A second later, her scythe is in her hand as if it has always been there. She sets the blade against my skin and my breath catcheshard. One wrong move, one slip of her wrist, and she could open my veins. I would bleed out in here. Instead, she slices through the ties with a clean, precise motion. The plastic drops away, leaving my wrists free.
“Much better,” she says.
I freeze for a beat out of pure stubbornness, the kind that insists I didn’t need her and refuses to hand her the satisfaction. Then the pain in my neck spikes until it’s all I can think about, and I have to give in. Slowly, I unfold, stretching my limbs inch by inch, letting my legs slide out flat on the floor.
“Oh, shit,” I mutter as I do it. “Everything hurts me.”
Rhea nods like she knows exactly what I mean. “Yeah. That bastard mastered the art of tying you up so you beg for death by the morning.”
She slides back down to the opposite end of the van. I rub at my neck for a couple of seconds, trying to chase the worst of it away, and then I still myself and just stare at her. She’s looking around the cramped space with an almost casual detachment before she finally meets my gaze.
“They kept it the same,” she murmurs. “The van. I knew they would, but I haven’t stepped foot inside since I died here.”
My throat tightens as the silence settles between us. After a moment, I catch myself chewing my lip, fighting the anger coiling in my chest, and I make a decision I do not particularly like. As much as I cannot stand her, I can understand this. I know what it is like to be forced to stare at something traumatic while you are suspended between helplessness and fury. I know what it feels like to step back into the center of it and have to battle it in real time.
The look in her eyes holds all of it at once, acceptance and pain, and that raw, scratchy discomfort that sits under the skin and never quite goes away. She tries to hide it behindindifference, but I see it anyway. I had the same expression when I stepped foot inside Mark and Jessica’s home.
“I’m sorry that happened to you,” I say, and I mean it. Nobody deserves captivity. I have only been here a little while, but the dread in this place is too strong. It clings to everything, like her despair soaked into the metal, like the despair of every girl who died here is still trapped in the air.
“Me too,” she says.
“Is there anything I can do?” I ask. “To save them?” I point at the girls. “Do you know something, something I don’t? Some secret exit?”
Rhea sighs and looks around again. Then she points to the small space where the hatch was. The wall there looks nearly seamless again, and it terrifies me all over anew how meticulous these killers are, how far they will go to make sure they can play with human life however they want.

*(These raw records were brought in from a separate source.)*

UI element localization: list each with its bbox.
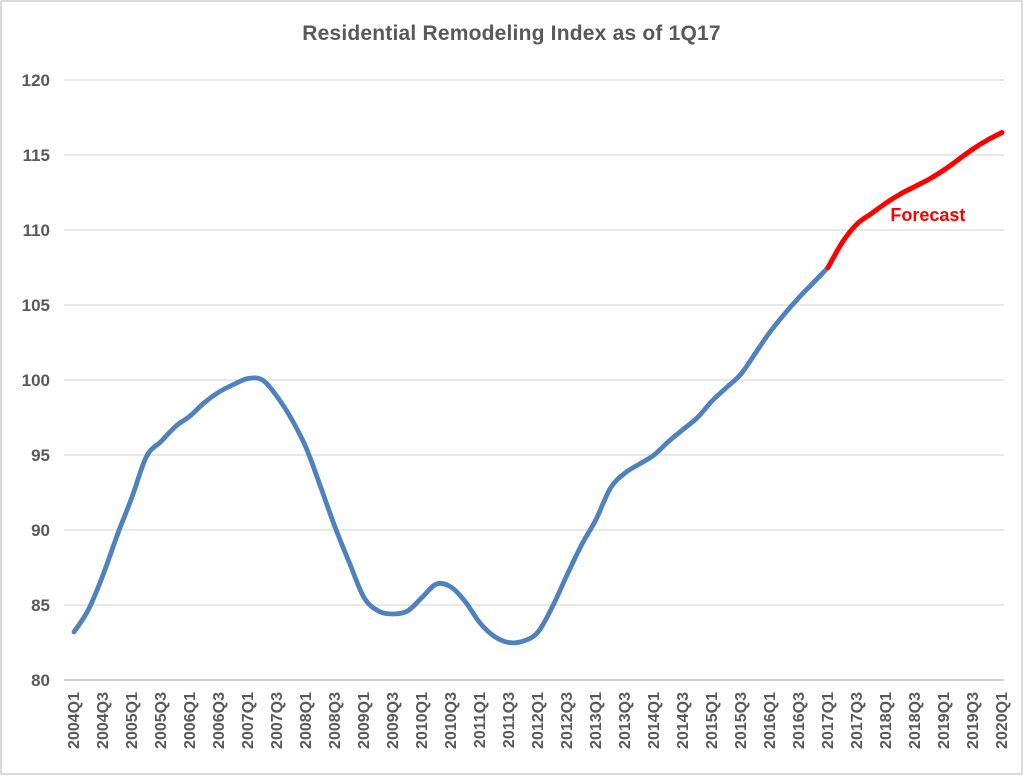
chart-title: Residential Remodeling Index as of 1Q17 (302, 22, 721, 45)
x-tick-label: 2009Q1 (356, 692, 373, 749)
actual-series-line (71, 265, 831, 646)
x-tick-label: 2015Q1 (704, 692, 721, 749)
x-tick-label: 2005Q1 (124, 692, 141, 749)
x-tick-label: 2015Q3 (733, 692, 750, 749)
y-tick-label: 115 (23, 146, 50, 165)
x-tick-label: 2006Q3 (211, 692, 228, 749)
x-tick-label: 2004Q1 (66, 692, 83, 749)
x-tick-label: 2016Q3 (791, 692, 808, 749)
y-tick-label: 80 (31, 671, 50, 690)
y-tick-label: 100 (22, 371, 50, 390)
x-tick-label: 2014Q3 (675, 692, 692, 749)
x-tick-label: 2014Q1 (646, 692, 663, 749)
y-tick-label: 95 (31, 446, 50, 465)
x-tick-label: 2017Q1 (820, 692, 837, 749)
x-tick-label: 2004Q3 (95, 692, 112, 749)
forecast-series-line (825, 130, 1005, 270)
x-tick-label: 2013Q1 (588, 692, 605, 749)
forecast-label: Forecast (890, 205, 965, 225)
y-tick-label: 110 (23, 221, 50, 240)
x-tick-label: 2019Q3 (965, 692, 982, 749)
x-tick-label: 2010Q1 (414, 692, 431, 749)
x-tick-label: 2016Q1 (762, 692, 779, 749)
x-tick-label: 2007Q1 (240, 692, 257, 749)
x-tick-label: 2006Q1 (182, 692, 199, 749)
y-tick-label: 85 (31, 596, 50, 615)
x-tick-label: 2019Q1 (936, 692, 953, 749)
x-tick-label: 2013Q3 (617, 692, 634, 749)
x-tick-label: 2007Q3 (269, 692, 286, 749)
x-tick-label: 2017Q3 (849, 692, 866, 749)
y-tick-label: 120 (22, 71, 50, 90)
x-tick-label: 2010Q3 (443, 692, 460, 749)
x-tick-label: 2008Q1 (298, 692, 315, 749)
x-tick-label: 2012Q3 (559, 692, 576, 749)
x-tick-label: 2018Q3 (907, 692, 924, 749)
x-tick-label: 2012Q1 (530, 692, 547, 749)
y-tick-label: 105 (22, 296, 50, 315)
x-tick-label: 2020Q1 (994, 692, 1011, 749)
x-tick-label: 2018Q1 (878, 692, 895, 749)
x-tick-label: 2008Q3 (327, 692, 344, 749)
x-tick-label: 2005Q3 (153, 692, 170, 749)
x-tick-label: 2011Q1 (472, 692, 489, 748)
x-tick-label: 2011Q3 (501, 692, 518, 748)
y-tick-label: 90 (31, 521, 50, 540)
x-tick-label: 2009Q3 (385, 692, 402, 749)
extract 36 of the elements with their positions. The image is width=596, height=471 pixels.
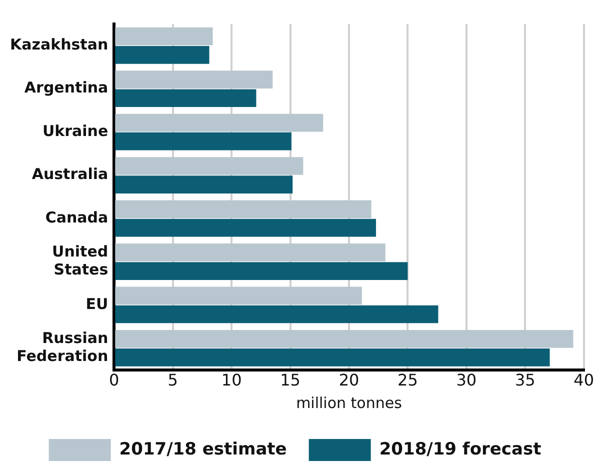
bar bbox=[115, 132, 292, 150]
x-tick-label: 10 bbox=[221, 370, 242, 390]
bar bbox=[115, 348, 550, 366]
bar bbox=[115, 27, 213, 46]
y-tick-label: EU bbox=[86, 294, 108, 313]
legend-label: 2017/18 estimate bbox=[119, 439, 287, 460]
bar bbox=[115, 46, 210, 64]
bar bbox=[115, 70, 273, 88]
y-tick-label: United States bbox=[52, 242, 108, 279]
bar bbox=[115, 305, 438, 324]
y-tick-label: Kazakhstan bbox=[10, 36, 108, 54]
x-tick-label: 5 bbox=[168, 370, 178, 390]
x-tick-label: 30 bbox=[456, 370, 477, 390]
bar bbox=[115, 114, 324, 132]
y-tick-label: Canada bbox=[45, 208, 108, 226]
bar bbox=[115, 176, 293, 194]
y-tick-label: Russian Federation bbox=[16, 329, 108, 366]
x-tick-label: 15 bbox=[280, 370, 300, 390]
x-tick-label: 40 bbox=[574, 370, 594, 390]
bar bbox=[115, 244, 386, 262]
y-tick-label: Argentina bbox=[24, 78, 108, 97]
bar bbox=[115, 218, 376, 237]
y-tick-label: Ukraine bbox=[42, 122, 108, 140]
x-tick-label: 35 bbox=[514, 370, 536, 390]
legend-label: 2018/19 forecast bbox=[379, 439, 542, 460]
x-tick-label: 25 bbox=[398, 370, 418, 390]
bar bbox=[115, 200, 372, 218]
y-tick-label: Australia bbox=[32, 165, 108, 184]
bar bbox=[115, 89, 256, 108]
x-axis-title: million tonnes bbox=[296, 394, 402, 412]
bar bbox=[115, 330, 574, 348]
bar bbox=[115, 262, 408, 280]
x-tick-label: 0 bbox=[109, 370, 120, 390]
x-tick-label: 20 bbox=[338, 370, 360, 390]
bar bbox=[115, 286, 362, 305]
bar bbox=[115, 157, 304, 175]
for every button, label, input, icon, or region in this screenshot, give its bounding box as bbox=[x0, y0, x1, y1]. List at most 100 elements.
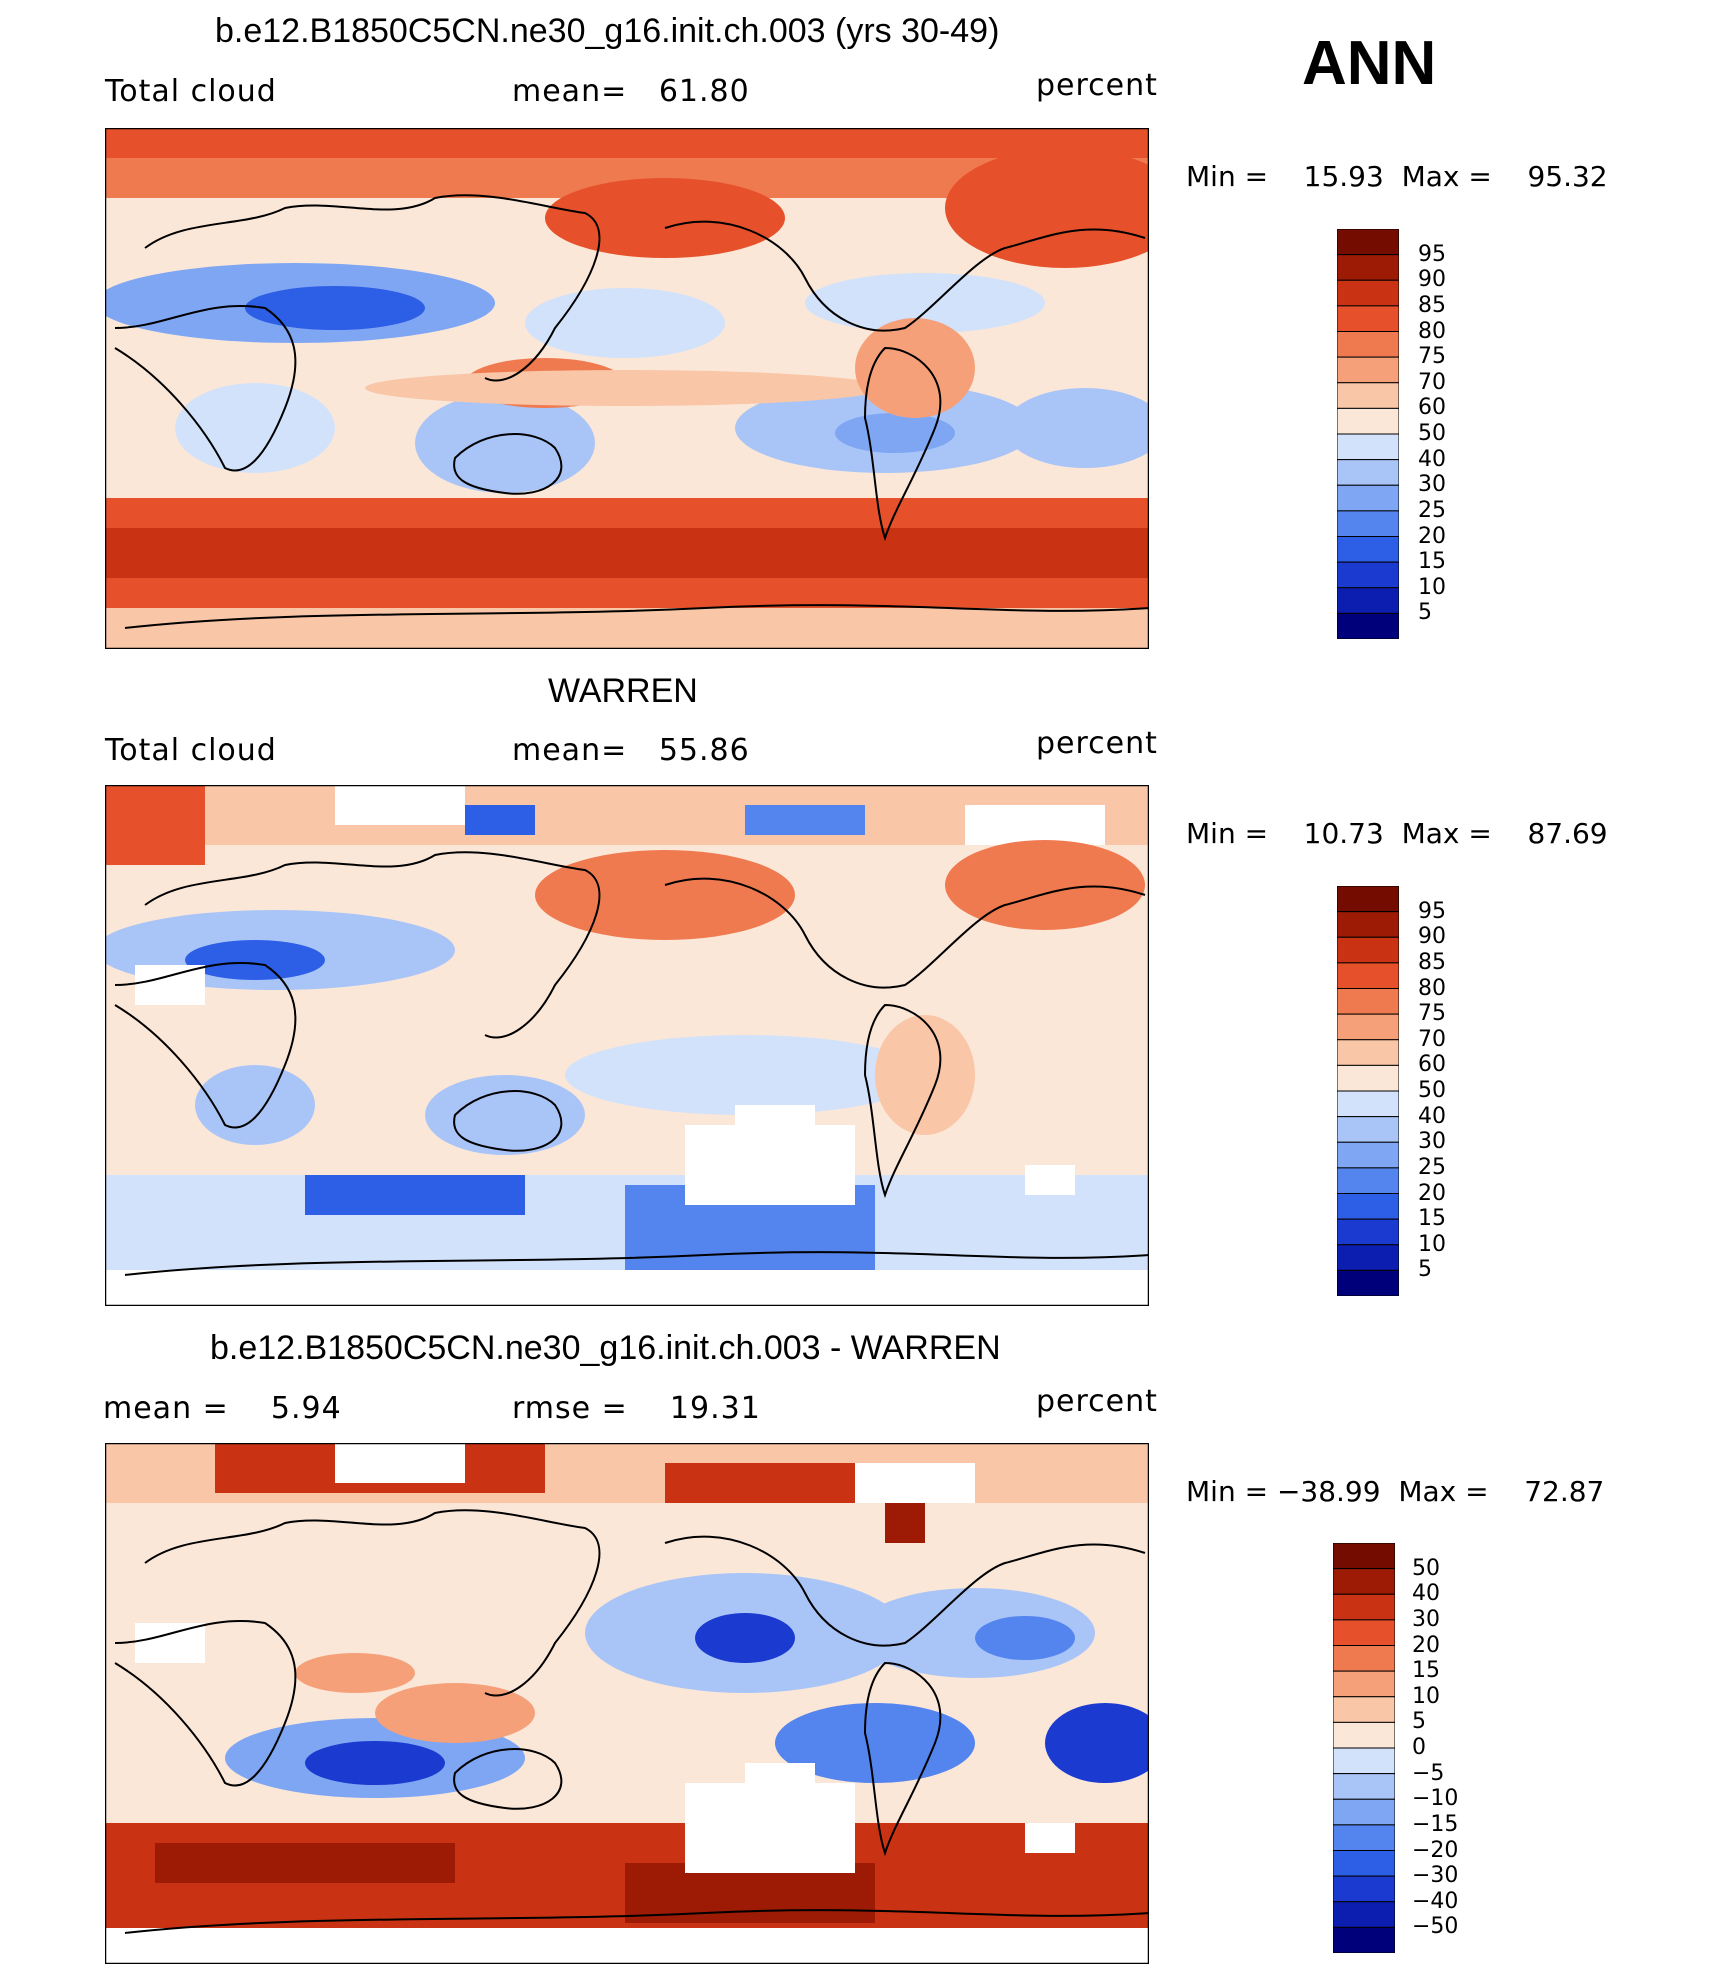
panel-3-map bbox=[104, 1442, 1165, 1965]
colorbar-tick-label: −50 bbox=[1412, 1914, 1459, 1940]
panel-3-units-label: percent bbox=[1036, 1384, 1158, 1419]
panel-1-map bbox=[95, 127, 1185, 650]
colorbar-swatch bbox=[1336, 407, 1400, 435]
panel-1-colorbar-svg bbox=[1336, 228, 1400, 640]
colorbar-swatch bbox=[1336, 484, 1400, 512]
colorbar-swatch bbox=[1336, 331, 1400, 358]
panel-1-min-max: Min = 15.93 Max = 95.32 bbox=[1186, 160, 1608, 193]
panel-2-mean-label: mean= 55.86 bbox=[512, 733, 750, 768]
colorbar-tick-label: 75 bbox=[1418, 1001, 1446, 1027]
panel-3-rmse-label: rmse = 19.31 bbox=[512, 1391, 761, 1426]
colorbar-tick-label: 25 bbox=[1418, 1154, 1446, 1180]
colorbar-tick-label: 40 bbox=[1418, 446, 1446, 472]
colorbar-tick-label: 15 bbox=[1412, 1658, 1440, 1684]
panel-1-colorbar bbox=[1336, 228, 1400, 640]
colorbar-swatch bbox=[1336, 382, 1400, 409]
colorbar-tick-label: −15 bbox=[1412, 1811, 1459, 1837]
colorbar-swatch bbox=[1336, 536, 1400, 563]
panel-1-map-svg bbox=[95, 127, 1185, 650]
panel-2-title: WARREN bbox=[548, 672, 698, 710]
panel-3-colorbar-svg bbox=[1332, 1542, 1396, 1954]
panel-2-colorbar-svg bbox=[1336, 885, 1400, 1297]
colorbar-swatch bbox=[1336, 1218, 1400, 1246]
colorbar-swatch bbox=[1336, 1116, 1400, 1143]
colorbar-tick-label: 70 bbox=[1418, 1026, 1446, 1052]
colorbar-swatch bbox=[1332, 1568, 1396, 1595]
colorbar-tick-label: 90 bbox=[1418, 924, 1446, 950]
colorbar-tick-label: 20 bbox=[1412, 1632, 1440, 1658]
panel-2-units-label: percent bbox=[1036, 726, 1158, 761]
colorbar-tick-label: 95 bbox=[1418, 898, 1446, 924]
colorbar-swatch bbox=[1332, 1721, 1396, 1749]
colorbar-swatch bbox=[1336, 1090, 1400, 1118]
colorbar-swatch bbox=[1336, 612, 1400, 640]
colorbar-swatch bbox=[1332, 1593, 1396, 1621]
colorbar-swatch bbox=[1332, 1619, 1396, 1647]
colorbar-tick-label: 10 bbox=[1412, 1683, 1440, 1709]
colorbar-swatch bbox=[1332, 1696, 1396, 1723]
colorbar-swatch bbox=[1336, 254, 1400, 281]
colorbar-tick-label: 20 bbox=[1418, 1180, 1446, 1206]
colorbar-swatch bbox=[1336, 962, 1400, 990]
colorbar-swatch bbox=[1336, 459, 1400, 486]
colorbar-tick-label: 30 bbox=[1412, 1606, 1440, 1632]
colorbar-tick-label: 10 bbox=[1418, 1231, 1446, 1257]
panel-1-units-label: percent bbox=[1036, 68, 1158, 103]
panel-3-mean-label: mean = 5.94 bbox=[103, 1391, 342, 1426]
colorbar-swatch bbox=[1336, 228, 1400, 256]
colorbar-tick-label: 40 bbox=[1412, 1581, 1440, 1607]
colorbar-swatch bbox=[1336, 1193, 1400, 1220]
panel-3-min-max: Min = −38.99 Max = 72.87 bbox=[1186, 1475, 1605, 1508]
colorbar-tick-label: 0 bbox=[1412, 1735, 1426, 1760]
panel-3-map-svg bbox=[104, 1442, 1165, 1965]
colorbar-swatch bbox=[1336, 988, 1400, 1015]
colorbar-swatch bbox=[1336, 1167, 1400, 1195]
colorbar-tick-label: 85 bbox=[1418, 292, 1446, 318]
colorbar-swatch bbox=[1332, 1670, 1396, 1698]
colorbar-tick-label: −10 bbox=[1412, 1786, 1459, 1812]
colorbar-swatch bbox=[1336, 587, 1400, 614]
colorbar-swatch bbox=[1332, 1824, 1396, 1852]
colorbar-swatch bbox=[1336, 1244, 1400, 1271]
colorbar-swatch bbox=[1336, 356, 1400, 384]
colorbar-swatch bbox=[1332, 1875, 1396, 1903]
colorbar-tick-label: 60 bbox=[1418, 1052, 1446, 1078]
colorbar-swatch bbox=[1336, 911, 1400, 938]
colorbar-swatch bbox=[1332, 1542, 1396, 1570]
colorbar-tick-label: 15 bbox=[1418, 1206, 1446, 1232]
panel-1-mean-label: mean= 61.80 bbox=[512, 74, 750, 109]
colorbar-tick-label: 80 bbox=[1418, 318, 1446, 344]
colorbar-tick-label: 25 bbox=[1418, 497, 1446, 523]
panel-1-variable-label: Total cloud bbox=[105, 74, 277, 109]
colorbar-tick-label: 80 bbox=[1418, 975, 1446, 1001]
colorbar-tick-label: 5 bbox=[1418, 1257, 1432, 1283]
colorbar-tick-label: 40 bbox=[1418, 1103, 1446, 1129]
panel-2-colorbar bbox=[1336, 885, 1400, 1297]
colorbar-swatch bbox=[1336, 433, 1400, 461]
colorbar-tick-label: 5 bbox=[1412, 1709, 1426, 1735]
season-label: ANN bbox=[1302, 29, 1437, 98]
colorbar-swatch bbox=[1332, 1926, 1396, 1954]
colorbar-tick-label: 50 bbox=[1418, 1078, 1446, 1103]
colorbar-tick-label: 85 bbox=[1418, 949, 1446, 975]
panel-2-map-svg bbox=[95, 784, 1150, 1307]
colorbar-tick-label: 10 bbox=[1418, 574, 1446, 600]
colorbar-swatch bbox=[1336, 885, 1400, 913]
colorbar-swatch bbox=[1336, 1064, 1400, 1092]
panel-2-min-max: Min = 10.73 Max = 87.69 bbox=[1186, 817, 1608, 850]
colorbar-tick-label: 75 bbox=[1418, 344, 1446, 370]
colorbar-swatch bbox=[1332, 1850, 1396, 1877]
colorbar-tick-label: −40 bbox=[1412, 1888, 1459, 1914]
colorbar-swatch bbox=[1332, 1798, 1396, 1826]
colorbar-tick-label: 30 bbox=[1418, 1129, 1446, 1155]
colorbar-swatch bbox=[1336, 1141, 1400, 1169]
colorbar-tick-label: 30 bbox=[1418, 472, 1446, 498]
colorbar-swatch bbox=[1336, 1039, 1400, 1066]
colorbar-tick-label: 15 bbox=[1418, 549, 1446, 575]
colorbar-swatch bbox=[1332, 1773, 1396, 1800]
colorbar-swatch bbox=[1332, 1901, 1396, 1928]
panel-3-colorbar bbox=[1332, 1542, 1396, 1954]
panel-1-title: b.e12.B1850C5CN.ne30_g16.init.ch.003 (yr… bbox=[215, 12, 1000, 50]
colorbar-tick-label: 95 bbox=[1418, 241, 1446, 267]
panel-2-map bbox=[95, 784, 1150, 1307]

“There used to be a ringer there,” she says.
I frown. “A what?”
“Metal loop. Screwed into the frame.” She nods at the wall. “Tie-down point. Like this used to haul cargo before it started hauling girls.”
“Is it still there?” I’m already pushing myself up, moving toward the spot as she answers.
She gives a short, humorless laugh. “Not a chance. If it helped me once, they’ll have ripped it out the second I was gone.”
I stop so fast my pulse stutters, then I look back at her over my shoulder. “You escaped?” I echo.
“For a while.” Her gaze slides away. “Before they captured me again.”
My stomach rolls.
“I don’t understand,” I say.
“Believe me, neither do I, most of the time.” Her mouth twitches as she shrugs. “Besides, it’s a pretty lame fucking story. If you want ammunition to dislike me, it’s a perfect candidate.”
I watch her, trying to decide whether she’s serious or baiting me.
“A lame story,” I repeat. “Lamer than me getting caught like this? I don’t think so.”
“Oh, you’d be surprised,” she says. And then, annoyingly, she smiles. I feel the stupidest urge to smile back, which makes zero sense when I’m still fantasizing about killing her.
“Fuck it, fine,” she says after a moment, like she’s arguing with herself and losing. “What else do I have to lose? I might as well tell you.”
“I’m all ears,” I say. I don’t have anything better to do anyway.
“They caught me around a year before I met Talon. I was just a runaway from home. My parents sent me to nursing school, but after a while I had this big epiphany that all I ever do is what others tell me to, and I just ran. I told them I was going to travel for a bit before I decided my youth was over. These guys were supposed to give me a ride.”
A year before Talon. That’s weird. I sit down and let her continue.